Tunisie
Un éminent journaliste tunisien a été placé en détention provisoire sur ordre d'un juge après une audience mardi au cours de laquelle il a fait miroiter la possibilité de publier un reportage sur la corruption et l'utilisation abusive de fonds publics par plusieurs ministres et institutions publiques.
L'audience de Mohamed Boughalleb a eu lieu quatre jours après son arrestation à Tunis, soupçonné d'avoir insulté un fonctionnaire sur les réseaux sociaux.
Alors que la Tunisie s'apprête à organiser une élection présidentielle plus tard dans l'année, l'arrestation de M. Boughalleb est la dernière en date à avoir suscité la condamnation des défenseurs de la liberté d'expression dans le pays où les manifestants pro-démocratie ont déclenché le printemps arabe la décennie dernière.
M. Boughalleb, collaborateur régulier de stations de radio populaires et critique fréquent du président tunisien, devrait être jugé le mois prochain et pourrait être condamné à une peine de deux à quatre ans derrière les barreaux, a déclaré son avocat Nafaa Larbi à l'Associated Press.
Son arrestation est le dernier exemple en date de fonctionnaires tunisiens qui transmettent des plaintes aux procureurs en vertu d'une loi controversée de 2022 qui, selon les défenseurs de la liberté d'expression et des libertés civiles, est de plus en plus utilisée à mauvais escient pour réduire au silence les journalistes et les opposants au gouvernement.
Cette loi, connue sous le nom de décret 54, était destinée à lutter contre la cybercriminalité, mais les défenseurs des droits de l'homme affirment qu'elle a été utilisée pour poursuivre des journalistes de premier plan et des personnalités de l'opposition, notamment le chef de l'opposition Chaima Issa, le commentateur politique Ziad El Heni et Sofiane Zneidi, membre du plus grand parti d'opposition tunisien, Ennahda.

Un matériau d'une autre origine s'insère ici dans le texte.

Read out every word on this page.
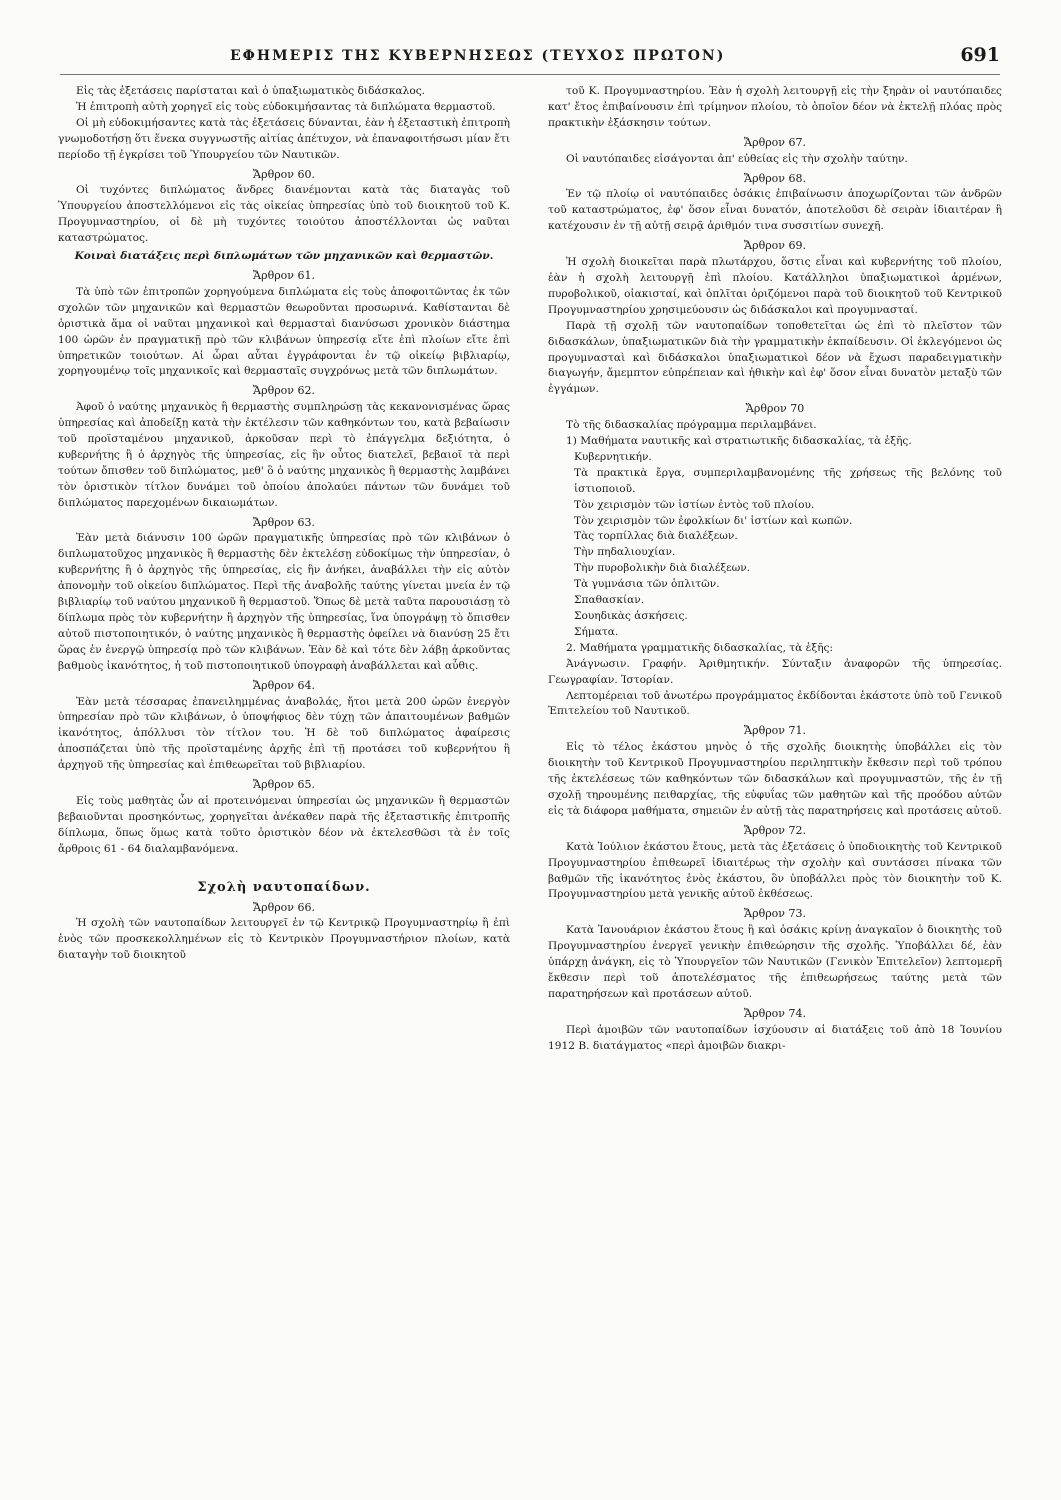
ΕΦΗΜΕΡΙΣ ΤΗΣ ΚΥΒΕΡΝΗΣΕΩΣ (ΤΕΥΧΟΣ ΠΡΩΤΟΝ)	691

Εἰς τὰς ἐξετάσεις παρίσταται καὶ ὁ ὑπαξιωματικὸς διδάσκαλος.

Ἡ ἐπιτροπὴ αὐτὴ χορηγεῖ εἰς τοὺς εὐδοκιμήσαντας τὰ διπλώματα θερμαστοῦ.

Οἱ μὴ εὐδοκιμήσαντες κατὰ τὰς ἐξετάσεις δύνανται, ἐὰν ἡ ἐξεταστικὴ ἐπιτροπὴ γνωμοδοτήσῃ ὅτι ἕνεκα συγγνωστῆς αἰτίας ἀπέτυχον, νὰ ἐπαναφοιτήσωσι μίαν ἔτι περίοδο τῇ ἐγκρίσει τοῦ Ὑπουργείου τῶν Ναυτικῶν.

Ἄρθρον 60.

Οἱ τυχόντες διπλώματος ἄνδρες διανέμονται κατὰ τὰς διαταγὰς τοῦ Ὑπουργείου ἀποστελλόμενοι εἰς τὰς οἰκείας ὑπηρεσίας ὑπὸ τοῦ διοικητοῦ τοῦ Κ. Προγυμναστηρίου, οἱ δὲ μὴ τυχόντες τοιούτου ἀποστέλλονται ὡς ναῦται καταστρώματος.

Κοιναὶ διατάξεις περὶ διπλωμάτων τῶν μηχανικῶν καὶ θερμαστῶν.

Ἄρθρον 61.

Τὰ ὑπὸ τῶν ἐπιτροπῶν χορηγούμενα διπλώματα εἰς τοὺς ἀποφοιτῶντας ἐκ τῶν σχολῶν τῶν μηχανικῶν καὶ θερμαστῶν θεωροῦνται προσωρινά. Καθίστανται δὲ ὁριστικὰ ἅμα οἱ ναῦται μηχανικοὶ καὶ θερμασταὶ διανύσωσι χρονικὸν διάστημα 100 ὡρῶν ἐν πραγματικῇ πρὸ τῶν κλιβάνων ὑπηρεσίᾳ εἴτε ἐπὶ πλοίων εἴτε ἐπὶ ὑπηρετικῶν τοιούτων. Αἱ ὧραι αὗται ἐγγράφονται ἐν τῷ οἰκείῳ βιβλιαρίῳ, χορηγουμένῳ τοῖς μηχανικοῖς καὶ θερμασταῖς συγχρόνως μετὰ τῶν διπλωμάτων.

Ἄρθρον 62.

Ἀφοῦ ὁ ναύτης μηχανικὸς ἢ θερμαστὴς συμπληρώσῃ τὰς κεκανονισμένας ὥρας ὑπηρεσίας καὶ ἀποδείξῃ κατὰ τὴν ἐκτέλεσιν τῶν καθηκόντων του, κατὰ βεβαίωσιν τοῦ προϊσταμένου μηχανικοῦ, ἀρκοῦσαν περὶ τὸ ἐπάγγελμα δεξιότητα, ὁ κυβερνήτης ἢ ὁ ἀρχηγὸς τῆς ὑπηρεσίας, εἰς ἣν οὗτος διατελεῖ, βεβαιοῖ τὰ περὶ τούτων ὄπισθεν τοῦ διπλώματος, μεθ' ὃ ὁ ναύτης μηχανικὸς ἢ θερμαστὴς λαμβάνει τὸν ὁριστικὸν τίτλον δυνάμει τοῦ ὁποίου ἀπολαύει πάντων τῶν δυνάμει τοῦ διπλώματος παρεχομένων δικαιωμάτων.

Ἄρθρον 63.

Ἐὰν μετὰ διάνυσιν 100 ὡρῶν πραγματικῆς ὑπηρεσίας πρὸ τῶν κλιβάνων ὁ διπλωματοῦχος μηχανικὸς ἢ θερμαστὴς δὲν ἐκτελέσῃ εὐδοκίμως τὴν ὑπηρεσίαν, ὁ κυβερνήτης ἢ ὁ ἀρχηγὸς τῆς ὑπηρεσίας, εἰς ἣν ἀνήκει, ἀναβάλλει τὴν εἰς αὐτὸν ἀπονομὴν τοῦ οἰκείου διπλώματος. Περὶ τῆς ἀναβολῆς ταύτης γίνεται μνεία ἐν τῷ βιβλιαρίῳ τοῦ ναύτου μηχανικοῦ ἢ θερμαστοῦ. Ὅπως δὲ μετὰ ταῦτα παρουσιάσῃ τὸ δίπλωμα πρὸς τὸν κυβερνήτην ἢ ἀρχηγὸν τῆς ὑπηρεσίας, ἵνα ὑπογράψῃ τὸ ὄπισθεν αὐτοῦ πιστοποιητικόν, ὁ ναύτης μηχανικὸς ἢ θερμαστὴς ὀφείλει νὰ διανύσῃ 25 ἔτι ὥρας ἐν ἐνεργῷ ὑπηρεσίᾳ πρὸ τῶν κλιβάνων. Ἐὰν δὲ καὶ τότε δὲν λάβῃ ἀρκοῦντας βαθμοὺς ἱκανότητος, ἡ τοῦ πιστοποιητικοῦ ὑπογραφὴ ἀναβάλλεται καὶ αὖθις.

Ἄρθρον 64.

Ἐὰν μετὰ τέσσαρας ἐπανειλημμένας ἀναβολάς, ἤτοι μετὰ 200 ὡρῶν ἐνεργὸν ὑπηρεσίαν πρὸ τῶν κλιβάνων, ὁ ὑποψήφιος δὲν τύχῃ τῶν ἀπαιτουμένων βαθμῶν ἱκανότητος, ἀπόλλυσι τὸν τίτλον του. Ἡ δὲ τοῦ διπλώματος ἀφαίρεσις ἀποσπάζεται ὑπὸ τῆς προϊσταμένης ἀρχῆς ἐπὶ τῇ προτάσει τοῦ κυβερνήτου ἢ ἀρχηγοῦ τῆς ὑπηρεσίας καὶ ἐπιθεωρεῖται τοῦ βιβλιαρίου.

Ἄρθρον 65.

Εἰς τοὺς μαθητὰς ὧν αἱ προτεινόμεναι ὑπηρεσίαι ὡς μηχανικῶν ἢ θερμαστῶν βεβαιοῦνται προσηκόντως, χορηγεῖται ἀνέκαθεν παρὰ τῆς ἐξεταστικῆς ἐπιτροπῆς δίπλωμα, ὅπως ὅμως κατὰ τοῦτο ὁριστικὸν δέον νὰ ἐκτελεσθῶσι τὰ ἐν τοῖς ἄρθροις 61 - 64 διαλαμβανόμενα.

Σχολὴ ναυτοπαίδων.

Ἄρθρον 66.

Ἡ σχολὴ τῶν ναυτοπαίδων λειτουργεῖ ἐν τῷ Κεντρικῷ Προγυμναστηρίῳ ἢ ἐπὶ ἑνὸς τῶν προσκεκολλημένων εἰς τὸ Κεντρικὸν Προγυμναστήριον πλοίων, κατὰ διαταγὴν τοῦ διοικητοῦ

τοῦ Κ. Προγυμναστηρίου. Ἐὰν ἡ σχολὴ λειτουργῇ εἰς τὴν ξηρὰν οἱ ναυτόπαιδες κατ' ἔτος ἐπιβαίνουσιν ἐπὶ τρίμηνον πλοίου, τὸ ὁποῖον δέον νὰ ἐκτελῇ πλόας πρὸς πρακτικὴν ἐξάσκησιν τούτων.

Ἄρθρον 67.

Οἱ ναυτόπαιδες εἰσάγονται ἀπ' εὐθείας εἰς τὴν σχολὴν ταύτην.

Ἄρθρον 68.

Ἐν τῷ πλοίῳ οἱ ναυτόπαιδες ὁσάκις ἐπιβαίνωσιν ἀποχωρίζονται τῶν ἀνδρῶν τοῦ καταστρώματος, ἐφ' ὅσον εἶναι δυνατόν, ἀποτελοῦσι δὲ σειρὰν ἰδιαιτέραν ἢ κατέχουσιν ἐν τῇ αὐτῇ σειρᾷ ἀριθμόν τινα συσσιτίων συνεχῆ.

Ἄρθρον 69.

Ἡ σχολὴ διοικεῖται παρὰ πλωτάρχου, ὅστις εἶναι καὶ κυβερνήτης τοῦ πλοίου, ἐὰν ἡ σχολὴ λειτουργῇ ἐπὶ πλοίου. Κατάλληλοι ὑπαξιωματικοὶ ἀρμένων, πυροβολικοῦ, οἰακισταί, καὶ ὁπλῖται ὁριζόμενοι παρὰ τοῦ διοικητοῦ τοῦ Κεντρικοῦ Προγυμναστηρίου χρησιμεύουσιν ὡς διδάσκαλοι καὶ προγυμνασταί.

Παρὰ τῇ σχολῇ τῶν ναυτοπαίδων τοποθετεῖται ὡς ἐπὶ τὸ πλεῖστον τῶν διδασκάλων, ὑπαξιωματικῶν διὰ τὴν γραμματικὴν ἐκπαίδευσιν. Οἱ ἐκλεγόμενοι ὡς προγυμνασταὶ καὶ διδάσκαλοι ὑπαξιωματικοὶ δέον νὰ ἔχωσι παραδειγματικὴν διαγωγήν, ἄμεμπτον εὐπρέπειαν καὶ ἠθικὴν καὶ ἐφ' ὅσον εἶναι δυνατὸν μεταξὺ τῶν ἐγγάμων.

Ἄρθρον 70

Τὸ τῆς διδασκαλίας πρόγραμμα περιλαμβάνει.

1) Μαθήματα ναυτικῆς καὶ στρατιωτικῆς διδασκαλίας, τὰ ἑξῆς.

Κυβερνητικήν.

Τὰ πρακτικὰ ἔργα, συμπεριλαμβανομένης τῆς χρήσεως τῆς βελόνης τοῦ ἱστιοποιοῦ.

Τὸν χειρισμὸν τῶν ἱστίων ἐντὸς τοῦ πλοίου.

Τὸν χειρισμὸν τῶν ἐφολκίων δι' ἱστίων καὶ κωπῶν.

Τὰς τορπίλλας διὰ διαλέξεων.

Τὴν πηδαλιουχίαν.

Τὴν πυροβολικὴν διὰ διαλέξεων.

Τὰ γυμνάσια τῶν ὁπλιτῶν.

Σπαθασκίαν.

Σουηδικὰς ἀσκήσεις.

Σήματα.

2. Μαθήματα γραμματικῆς διδασκαλίας, τὰ ἑξῆς:

Ἀνάγνωσιν. Γραφήν. Ἀριθμητικήν. Σύνταξιν ἀναφορῶν τῆς ὑπηρεσίας. Γεωγραφίαν. Ἱστορίαν.

Λεπτομέρειαι τοῦ ἀνωτέρω προγράμματος ἐκδίδονται ἑκάστοτε ὑπὸ τοῦ Γενικοῦ Ἐπιτελείου τοῦ Ναυτικοῦ.

Ἄρθρον 71.

Εἰς τὸ τέλος ἑκάστου μηνὸς ὁ τῆς σχολῆς διοικητὴς ὑποβάλλει εἰς τὸν διοικητὴν τοῦ Κεντρικοῦ Προγυμναστηρίου περιληπτικὴν ἔκθεσιν περὶ τοῦ τρόπου τῆς ἐκτελέσεως τῶν καθηκόντων τῶν διδασκάλων καὶ προγυμναστῶν, τῆς ἐν τῇ σχολῇ τηρουμένης πειθαρχίας, τῆς εὐφυΐας τῶν μαθητῶν καὶ τῆς προόδου αὐτῶν εἰς τὰ διάφορα μαθήματα, σημειῶν ἐν αὐτῇ τὰς παρατηρήσεις καὶ προτάσεις αὐτοῦ.

Ἄρθρον 72.

Κατὰ Ἰούλιον ἑκάστου ἔτους, μετὰ τὰς ἐξετάσεις ὁ ὑποδιοικητὴς τοῦ Κεντρικοῦ Προγυμναστηρίου ἐπιθεωρεῖ ἰδιαιτέρως τὴν σχολὴν καὶ συντάσσει πίνακα τῶν βαθμῶν τῆς ἱκανότητος ἑνὸς ἑκάστου, ὃν ὑποβάλλει πρὸς τὸν διοικητὴν τοῦ Κ. Προγυμναστηρίου μετὰ γενικῆς αὐτοῦ ἐκθέσεως.

Ἄρθρον 73.

Κατὰ Ἰανουάριον ἑκάστου ἔτους ἢ καὶ ὁσάκις κρίνῃ ἀναγκαῖον ὁ διοικητὴς τοῦ Προγυμναστηρίου ἐνεργεῖ γενικὴν ἐπιθεώρησιν τῆς σχολῆς. Ὑποβάλλει δέ, ἐὰν ὑπάρχῃ ἀνάγκη, εἰς τὸ Ὑπουργεῖον τῶν Ναυτικῶν (Γενικὸν Ἐπιτελεῖον) λεπτομερῆ ἔκθεσιν περὶ τοῦ ἀποτελέσματος τῆς ἐπιθεωρήσεως ταύτης μετὰ τῶν παρατηρήσεων καὶ προτάσεων αὐτοῦ.

Ἄρθρον 74.

Περὶ ἀμοιβῶν τῶν ναυτοπαίδων ἰσχύουσιν αἱ διατάξεις τοῦ ἀπὸ 18 Ἰουνίου 1912 Β. διατάγματος «περὶ ἀμοιβῶν διακρι-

Human Rights Watch a déclaré en décembre que le décret 54 avait été utilisé "pour détenir, inculper ou placer sous enquête au moins 20 journalistes, avocats, étudiants et autres critiques pour leurs déclarations publiques en ligne ou dans les médias".
Zied Dabbar, président du Syndicat national des journalistes tunisiens, a dénoncé l'arrestation de M. Boughalleb comme une indication de la routine dans laquelle s'est installée la poursuite des journalistes en Tunisie. Huit journalistes font actuellement l'objet d'un procès, a-t-il déclaré.
"Nous ne pouvons pas produire un journalisme à la demande qui se conforme aux désirs de ceux qui sont au pouvoir", a déclaré M. Dabbar lundi sur Radio Mosaïque, la station privée la plus écoutée du pays.
"Que doit faire un journaliste lorsqu'il apprend qu'un ministre voyage avec des fonds publics en compagnie d'un fonctionnaire qui n'avait pas professionnellement à être là ? Doit-il se taire et ne pas révéler le scandale ?"
"Tout en respectant la vie privée, il serait absurde de ne pas aborder la question de l'utilisation abusive des fonds publics et de la corruption des fonctionnaires du gouvernement qui sont payés de notre poche pour nous servir et non pour se servir eux-mêmes."
L'avocat de M. Boughalleb a indiqué qu'au cours de l'audience de mardi, le journaliste a déclaré qu'il avait l'intention de rendre publics ses reportages sur la corruption et le gaspillage de fonds publics concernant plusieurs ministres et institutions publiques.
Son procès, qui aura lieu le mois prochain, intervient alors que le président Kais Saied devrait briguer un second mandat lors d'une élection dont la date n'a pas encore été fixée. Après avoir remporté la présidence sur un programme de lutte contre la corruption en 2019, M. Saied a suspendu le Parlement tunisien, réécrit la Constitution pour consolider son propre pouvoir et réduit l'indépendance d'un système judiciaire qui a depuis lors intensifié ses poursuites contre ses détracteurs et ses opposants.